Fear was leading my career decision-making.
All I wanted was security. To know that home wasn’t going to disappear without an explanation. To not dread bringing home a request from school for a field trip or costume for the play that cost money. To not fear that I was growing out of my clothes and shoes too fast to warrant outbursts of financial fatigue from my mother.
Your career is the ideal projection for security when something else is going on.
I thought that my career would make my fears of insecurity go away. That it would make the feelings I had over the experience of losing my father go away.
Success abounded and helped me to see the pain of this way of being. I managed to find my way to very secure work, but the feeling that I was trying to escape never did go away.
You see, I had expended, spent, depleted, exhausted and run myself straight into a life ofconstant fatigue to get where I was. I held security high above all other human needs like freedom, harmony, peace, fun and connection.

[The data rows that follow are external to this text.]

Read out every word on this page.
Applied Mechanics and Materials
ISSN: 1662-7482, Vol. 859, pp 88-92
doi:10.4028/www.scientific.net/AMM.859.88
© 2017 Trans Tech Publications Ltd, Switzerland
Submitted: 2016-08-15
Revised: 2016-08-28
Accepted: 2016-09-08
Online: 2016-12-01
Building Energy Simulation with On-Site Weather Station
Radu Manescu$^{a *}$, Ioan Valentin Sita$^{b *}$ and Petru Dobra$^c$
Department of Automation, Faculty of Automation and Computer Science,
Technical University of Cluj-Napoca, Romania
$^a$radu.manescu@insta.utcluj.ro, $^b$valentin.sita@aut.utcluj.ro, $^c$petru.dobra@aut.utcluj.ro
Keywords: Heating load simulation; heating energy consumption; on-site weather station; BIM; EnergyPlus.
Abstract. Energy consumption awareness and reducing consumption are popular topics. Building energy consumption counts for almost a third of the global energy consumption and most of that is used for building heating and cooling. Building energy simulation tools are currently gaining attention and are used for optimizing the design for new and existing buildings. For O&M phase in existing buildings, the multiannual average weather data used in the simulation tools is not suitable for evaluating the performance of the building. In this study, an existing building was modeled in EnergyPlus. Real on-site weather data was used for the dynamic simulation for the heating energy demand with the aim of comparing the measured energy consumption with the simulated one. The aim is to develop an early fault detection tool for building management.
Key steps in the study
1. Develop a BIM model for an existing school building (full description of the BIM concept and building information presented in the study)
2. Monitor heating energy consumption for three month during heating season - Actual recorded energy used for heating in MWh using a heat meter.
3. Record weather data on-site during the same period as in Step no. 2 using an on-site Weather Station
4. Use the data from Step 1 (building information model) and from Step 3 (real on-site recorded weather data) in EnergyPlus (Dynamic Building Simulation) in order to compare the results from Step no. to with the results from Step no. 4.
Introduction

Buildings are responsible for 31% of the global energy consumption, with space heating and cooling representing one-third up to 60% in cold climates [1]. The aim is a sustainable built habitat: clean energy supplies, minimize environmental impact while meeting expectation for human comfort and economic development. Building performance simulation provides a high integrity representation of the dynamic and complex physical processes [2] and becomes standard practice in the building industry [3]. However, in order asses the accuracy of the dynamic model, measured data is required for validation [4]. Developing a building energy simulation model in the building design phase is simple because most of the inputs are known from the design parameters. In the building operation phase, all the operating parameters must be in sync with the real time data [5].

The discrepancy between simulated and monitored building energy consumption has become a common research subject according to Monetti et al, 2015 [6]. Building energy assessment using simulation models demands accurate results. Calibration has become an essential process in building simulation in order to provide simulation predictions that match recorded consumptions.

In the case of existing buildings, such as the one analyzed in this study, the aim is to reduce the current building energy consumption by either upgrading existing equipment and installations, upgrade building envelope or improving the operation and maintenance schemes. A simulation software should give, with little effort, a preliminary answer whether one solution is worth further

Turns out that even when I was secure, I feared it would disappear without my understanding of why.
Not unlike … that’s right, my father.
And then the realization:
No father in the world and no job in the world could ever be a substitute for the security of being loved and wanted for who you are, doing what you are.
You don’t work for love in order to be worthy.
There is no security without freedom. Because without freedom, security is just a debilitating burden.
And with that insight, a new blueprint for work begins.
There is joy in existing. And you can work because it’s worth your while to do so.